Alex: might consider short-term correction, access the ‘this’ pointer instead of the ‘float’ pointer to get rid of one undefined access.
Cary: that will give us correctness at the cost of performance.
Kimball: aliasing issue… because it’s in the lifetime, can we not use ‘restrict’?
Alex: aliasing situation: restrict tells compiler this won’t interact with anybody else. This is the opposite problem - going to access some element of it, that’s array-based. Compiler may think distinct ways of access y element, e.g. tv.y and tv[axis] , are 2 different accesses so it can’t optimize. Compiler, based on types, could think these 2 parts of memory are unrelated. You want the opposite of restrict.
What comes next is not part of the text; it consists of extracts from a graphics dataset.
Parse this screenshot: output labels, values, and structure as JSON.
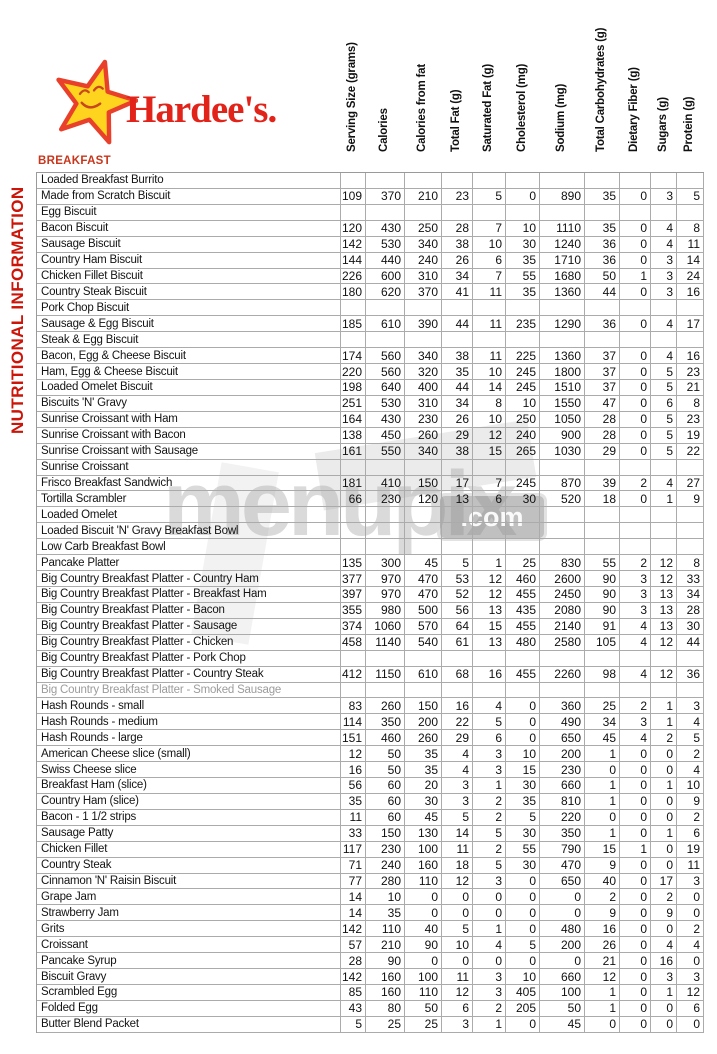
{
  "brand": {
    "name": "Hardee's.",
    "star_color": "#ffd41e",
    "star_outline": "#e8402a",
    "text_color": "#e2231a"
  },
  "page": {
    "vertical_title": "NUTRITIONAL INFORMATION",
    "section_title": "BREAKFAST",
    "accent_red": "#cc1408"
  },
  "watermark": {
    "text": "menupix",
    "suffix": ".com"
  },
  "table": {
    "columns": [
      "Serving Size (grams)",
      "Calories",
      "Calories from fat",
      "Total Fat (g)",
      "Saturated Fat (g)",
      "Cholesterol (mg)",
      "Sodium (mg)",
      "Total Carbohydrates (g)",
      "Dietary Fiber (g)",
      "Sugars (g)",
      "Protein (g)"
    ],
    "rows": [
      {
        "name": "Loaded Breakfast Burrito",
        "values": []
      },
      {
        "name": "Made from Scratch Biscuit",
        "values": [
          109,
          370,
          210,
          23,
          5,
          0,
          890,
          35,
          0,
          3,
          5
        ]
      },
      {
        "name": "Egg Biscuit",
        "values": []
      },
      {
        "name": "Bacon Biscuit",
        "values": [
          120,
          430,
          250,
          28,
          7,
          10,
          1110,
          35,
          0,
          4,
          8
        ]
      },
      {
        "name": "Sausage Biscuit",
        "values": [
          142,
          530,
          340,
          38,
          10,
          30,
          1240,
          36,
          0,
          4,
          11
        ]
      },
      {
        "name": "Country Ham Biscuit",
        "values": [
          144,
          440,
          240,
          26,
          6,
          35,
          1710,
          36,
          0,
          3,
          14
        ]
      },
      {
        "name": "Chicken Fillet Biscuit",
        "values": [
          226,
          600,
          310,
          34,
          7,
          55,
          1680,
          50,
          1,
          3,
          24
        ]
      },
      {
        "name": "Country Steak Biscuit",
        "values": [
          180,
          620,
          370,
          41,
          11,
          35,
          1360,
          44,
          0,
          3,
          16
        ]
      },
      {
        "name": "Pork Chop Biscuit",
        "values": []
      },
      {
        "name": "Sausage & Egg Biscuit",
        "values": [
          185,
          610,
          390,
          44,
          11,
          235,
          1290,
          36,
          0,
          4,
          17
        ]
      },
      {
        "name": "Steak & Egg Biscuit",
        "values": []
      },
      {
        "name": "Bacon, Egg & Cheese Biscuit",
        "values": [
          174,
          560,
          340,
          38,
          11,
          225,
          1360,
          37,
          0,
          4,
          16
        ]
      },
      {
        "name": "Ham, Egg & Cheese Biscuit",
        "values": [
          220,
          560,
          320,
          35,
          10,
          245,
          1800,
          37,
          0,
          5,
          23
        ]
      },
      {
        "name": "Loaded Omelet Biscuit",
        "values": [
          198,
          640,
          400,
          44,
          14,
          245,
          1510,
          37,
          0,
          5,
          21
        ]
      },
      {
        "name": "Biscuits 'N' Gravy",
        "values": [
          251,
          530,
          310,
          34,
          8,
          10,
          1550,
          47,
          0,
          6,
          8
        ]
      },
      {
        "name": "Sunrise Croissant with Ham",
        "values": [
          164,
          430,
          230,
          26,
          10,
          250,
          1050,
          28,
          0,
          5,
          23
        ]
      },
      {
        "name": "Sunrise Croissant with Bacon",
        "values": [
          138,
          450,
          260,
          29,
          12,
          240,
          900,
          28,
          0,
          5,
          19
        ]
      },
      {
        "name": "Sunrise Croissant with Sausage",
        "values": [
          161,
          550,
          340,
          38,
          15,
          265,
          1030,
          29,
          0,
          5,
          22
        ]
      },
      {
        "name": "Sunrise Croissant",
        "values": []
      },
      {
        "name": "Frisco Breakfast Sandwich",
        "values": [
          181,
          410,
          150,
          17,
          7,
          245,
          870,
          39,
          2,
          4,
          27
        ]
      },
      {
        "name": "Tortilla Scrambler",
        "values": [
          66,
          230,
          120,
          13,
          6,
          30,
          520,
          18,
          0,
          1,
          9
        ]
      },
      {
        "name": "Loaded Omelet",
        "values": []
      },
      {
        "name": "Loaded Biscuit 'N' Gravy Breakfast Bowl",
        "values": []
      },
      {
        "name": "Low Carb Breakfast Bowl",
        "values": []
      },
      {
        "name": "Pancake Platter",
        "values": [
          135,
          300,
          45,
          5,
          1,
          25,
          830,
          55,
          2,
          12,
          8
        ]
      },
      {
        "name": "Big Country Breakfast Platter - Country Ham",
        "values": [
          377,
          970,
          470,
          53,
          12,
          460,
          2600,
          90,
          3,
          12,
          33
        ]
      },
      {
        "name": "Big Country Breakfast Platter - Breakfast Ham",
        "values": [
          397,
          970,
          470,
          52,
          12,
          455,
          2450,
          90,
          3,
          13,
          34
        ]
      },
      {
        "name": "Big Country Breakfast Platter - Bacon",
        "values": [
          355,
          980,
          500,
          56,
          13,
          435,
          2080,
          90,
          3,
          13,
          28
        ]
      },
      {
        "name": "Big Country Breakfast Platter - Sausage",
        "values": [
          374,
          1060,
          570,
          64,
          15,
          455,
          2140,
          91,
          4,
          13,
          30
        ]
      },
      {
        "name": "Big Country Breakfast Platter - Chicken",
        "values": [
          458,
          1140,
          540,
          61,
          13,
          480,
          2580,
          105,
          4,
          12,
          44
        ]
      },
      {
        "name": "Big Country Breakfast Platter - Pork Chop",
        "values": []
      },
      {
        "name": "Big Country Breakfast Platter - Country Steak",
        "values": [
          412,
          1150,
          610,
          68,
          16,
          455,
          2260,
          98,
          4,
          12,
          36
        ]
      },
      {
        "name": "Big Country Breakfast Platter - Smoked Sausage",
        "values": [],
        "muted": true
      },
      {
        "name": "Hash Rounds - small",
        "values": [
          83,
          260,
          150,
          16,
          4,
          0,
          360,
          25,
          2,
          1,
          3
        ]
      },
      {
        "name": "Hash Rounds - medium",
        "values": [
          114,
          350,
          200,
          22,
          5,
          0,
          490,
          34,
          3,
          1,
          4
        ]
      },
      {
        "name": "Hash Rounds - large",
        "values": [
          151,
          460,
          260,
          29,
          6,
          0,
          650,
          45,
          4,
          2,
          5
        ]
      },
      {
        "name": "American Cheese slice (small)",
        "values": [
          12,
          50,
          35,
          4,
          3,
          10,
          200,
          1,
          0,
          0,
          2
        ]
      },
      {
        "name": "Swiss Cheese slice",
        "values": [
          16,
          50,
          35,
          4,
          3,
          15,
          230,
          0,
          0,
          0,
          4
        ]
      },
      {
        "name": "Breakfast Ham (slice)",
        "values": [
          56,
          60,
          20,
          3,
          1,
          30,
          660,
          1,
          0,
          1,
          10
        ]
      },
      {
        "name": "Country Ham (slice)",
        "values": [
          35,
          60,
          30,
          3,
          2,
          35,
          810,
          1,
          0,
          0,
          9
        ]
      },
      {
        "name": "Bacon - 1 1/2 strips",
        "values": [
          11,
          60,
          45,
          5,
          2,
          5,
          220,
          0,
          0,
          0,
          2
        ]
      },
      {
        "name": "Sausage Patty",
        "values": [
          33,
          150,
          130,
          14,
          5,
          30,
          350,
          1,
          0,
          1,
          6
        ]
      },
      {
        "name": "Chicken Fillet",
        "values": [
          117,
          230,
          100,
          11,
          2,
          55,
          790,
          15,
          1,
          0,
          19
        ]
      },
      {
        "name": "Country Steak",
        "values": [
          71,
          240,
          160,
          18,
          5,
          30,
          470,
          9,
          0,
          0,
          11
        ]
      },
      {
        "name": "Cinnamon 'N' Raisin Biscuit",
        "values": [
          77,
          280,
          110,
          12,
          3,
          0,
          650,
          40,
          0,
          17,
          3
        ]
      },
      {
        "name": "Grape Jam",
        "values": [
          14,
          10,
          0,
          0,
          0,
          0,
          0,
          2,
          0,
          2,
          0
        ]
      },
      {
        "name": "Strawberry Jam",
        "values": [
          14,
          35,
          0,
          0,
          0,
          0,
          0,
          9,
          0,
          9,
          0
        ]
      },
      {
        "name": "Grits",
        "values": [
          142,
          110,
          40,
          5,
          1,
          0,
          480,
          16,
          0,
          0,
          2
        ]
      },
      {
        "name": "Croissant",
        "values": [
          57,
          210,
          90,
          10,
          4,
          5,
          200,
          26,
          0,
          4,
          4
        ]
      },
      {
        "name": "Pancake Syrup",
        "values": [
          28,
          90,
          0,
          0,
          0,
          0,
          0,
          21,
          0,
          16,
          0
        ]
      },
      {
        "name": "Biscuit Gravy",
        "values": [
          142,
          160,
          100,
          11,
          3,
          10,
          660,
          12,
          0,
          3,
          3
        ]
      },
      {
        "name": "Scrambled Egg",
        "values": [
          85,
          160,
          110,
          12,
          3,
          405,
          100,
          1,
          0,
          1,
          12
        ]
      },
      {
        "name": "Folded Egg",
        "values": [
          43,
          80,
          50,
          6,
          2,
          205,
          50,
          1,
          0,
          0,
          6
        ]
      },
      {
        "name": "Butter Blend Packet",
        "values": [
          5,
          25,
          25,
          3,
          1,
          0,
          45,
          0,
          0,
          0,
          0
        ]
      }
    ]
  }
}
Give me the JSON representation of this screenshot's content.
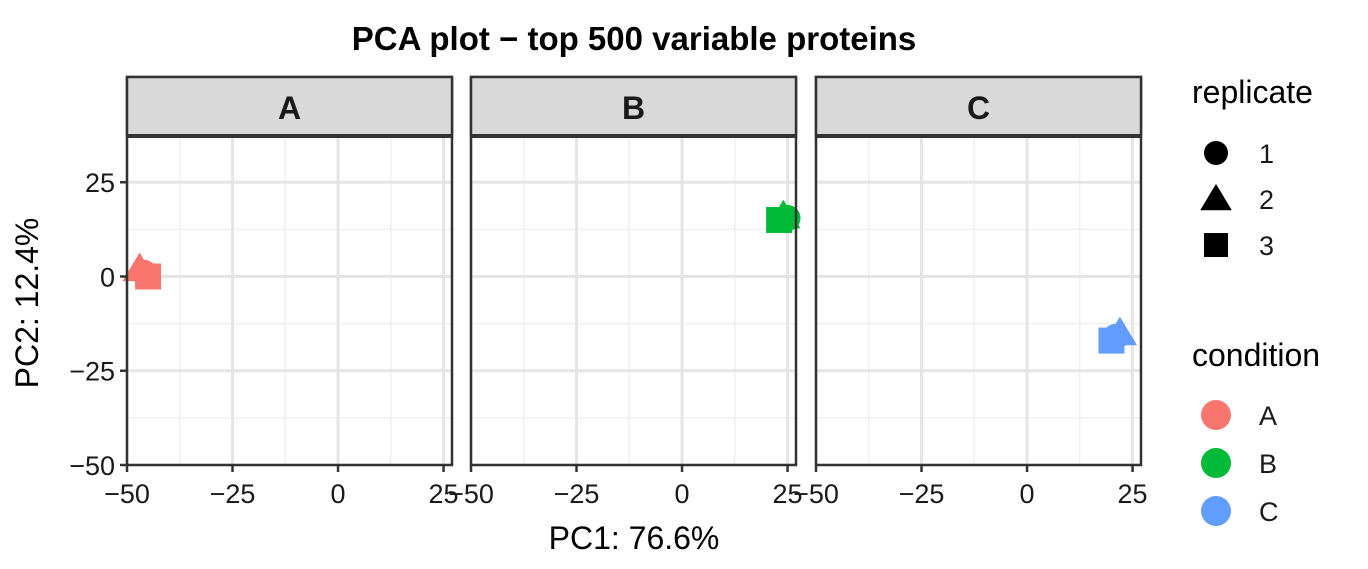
{
  "chart_data": {
    "type": "scatter",
    "title": "PCA plot − top 500 variable proteins",
    "xlabel": "PC1: 76.6%",
    "ylabel": "PC2: 12.4%",
    "xlim": [
      -50,
      27
    ],
    "ylim": [
      -50,
      37
    ],
    "x_ticks": [
      -50,
      -25,
      0,
      25
    ],
    "x_tick_labels": [
      "−50",
      "−25",
      "0",
      "25"
    ],
    "y_ticks": [
      -50,
      -25,
      0,
      25
    ],
    "y_tick_labels": [
      "−50",
      "−25",
      "0",
      "25"
    ],
    "grid": true,
    "facets": [
      "A",
      "B",
      "C"
    ],
    "legend_position": "right",
    "legends": {
      "replicate": {
        "title": "replicate",
        "items": [
          {
            "label": "1",
            "shape": "circle"
          },
          {
            "label": "2",
            "shape": "triangle"
          },
          {
            "label": "3",
            "shape": "square"
          }
        ]
      },
      "condition": {
        "title": "condition",
        "items": [
          {
            "label": "A",
            "color": "#F8766D"
          },
          {
            "label": "B",
            "color": "#00BA38"
          },
          {
            "label": "C",
            "color": "#619CFF"
          }
        ]
      }
    },
    "points": [
      {
        "facet": "A",
        "condition": "A",
        "replicate": "1",
        "x": -46,
        "y": 1
      },
      {
        "facet": "A",
        "condition": "A",
        "replicate": "2",
        "x": -47,
        "y": 2
      },
      {
        "facet": "A",
        "condition": "A",
        "replicate": "3",
        "x": -45,
        "y": 0
      },
      {
        "facet": "B",
        "condition": "B",
        "replicate": "1",
        "x": 25,
        "y": 15.5
      },
      {
        "facet": "B",
        "condition": "B",
        "replicate": "2",
        "x": 24,
        "y": 16
      },
      {
        "facet": "B",
        "condition": "B",
        "replicate": "3",
        "x": 23,
        "y": 15
      },
      {
        "facet": "C",
        "condition": "C",
        "replicate": "1",
        "x": 21,
        "y": -16
      },
      {
        "facet": "C",
        "condition": "C",
        "replicate": "2",
        "x": 22,
        "y": -15
      },
      {
        "facet": "C",
        "condition": "C",
        "replicate": "3",
        "x": 20,
        "y": -17
      }
    ]
  }
}
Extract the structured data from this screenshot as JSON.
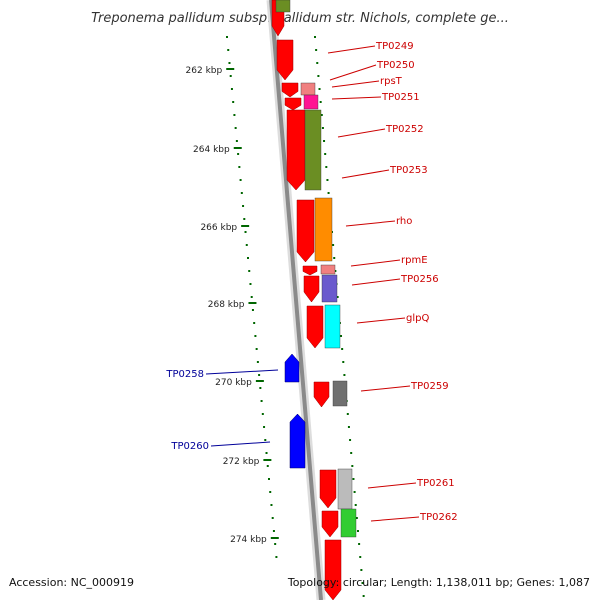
{
  "title": "Treponema pallidum subsp. pallidum str. Nichols, complete ge...",
  "footer": {
    "accession": "Accession: NC_000919",
    "topology": "Topology: circular; Length: 1,138,011 bp; Genes: 1,087"
  },
  "scale": {
    "tick_labels": [
      "262 kbp",
      "264 kbp",
      "266 kbp",
      "268 kbp",
      "270 kbp",
      "272 kbp",
      "274 kbp"
    ]
  },
  "genes_right": [
    "TP0249",
    "TP0250",
    "rpsT",
    "TP0251",
    "TP0252",
    "TP0253",
    "rho",
    "rpmE",
    "TP0256",
    "glpQ",
    "TP0259",
    "TP0261",
    "TP0262"
  ],
  "genes_left": [
    "TP0258",
    "TP0260"
  ],
  "colors": {
    "backbone": "#8a8a8a",
    "forward_cds": "#ff0000",
    "reverse_cds": "#0000ff",
    "label_right": "#cc0000",
    "label_left": "#000099",
    "tick": "#006600",
    "cog_olive": "#6b8e23",
    "cog_orange": "#ff8c00",
    "cog_magenta": "#ff1493",
    "cog_pink": "#f08080",
    "cog_slate": "#6a5acd",
    "cog_cyan": "#00ffff",
    "cog_gray": "#707070",
    "cog_lightgray": "#bbbbbb",
    "cog_green": "#32cd32"
  }
}
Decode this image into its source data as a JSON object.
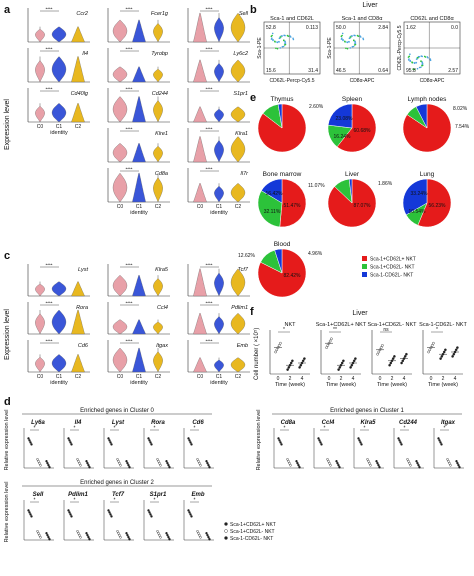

Alex: tv is non-const so it’s going to return a reference. It’s an aliasing issue you might run into, possibly only under SIMD gen. Creating a situation where things can go awry. More correct use of unions you’re not using it to switch types. If you are switching types, putting it through memory. With “select” you can get the best of both worlds.
Alex happy to review a PR, too busy to create the PR.
Kimball: Will check with Larry, need to be sure select works well with gcc.
Cary: continue this discussion next week.
Do reinterpret cast, commit that, correctness fix. Then do select fix… or do we go straight to select fix?
Alex: could have a build option.
Kimball: could do reinterpret cast for this release, then ‘select’ for next release.
Peter: could wrap it in an ifdef for a patch as well.
Cary: make reinterpret cast in release, add select change to main.
Peter: option to go back to ‘this’ option if there is a performance, all inline code, don’t need to reinstall any libraries with the change
Cary: should eradicate all dynamic indexing.
Peter: put comments around the operator with warning
Pierre-Anthony Lemieux
Will send the JPEG 2000 slides to the Slack in preparation for the next call
Security issue - null dereference write, deep scanline
Peter will send to Kimball
hold off on patch release until we get to this issue
Kimball fixed in scanline probably but not deep scanline, will try to fix tomorrow.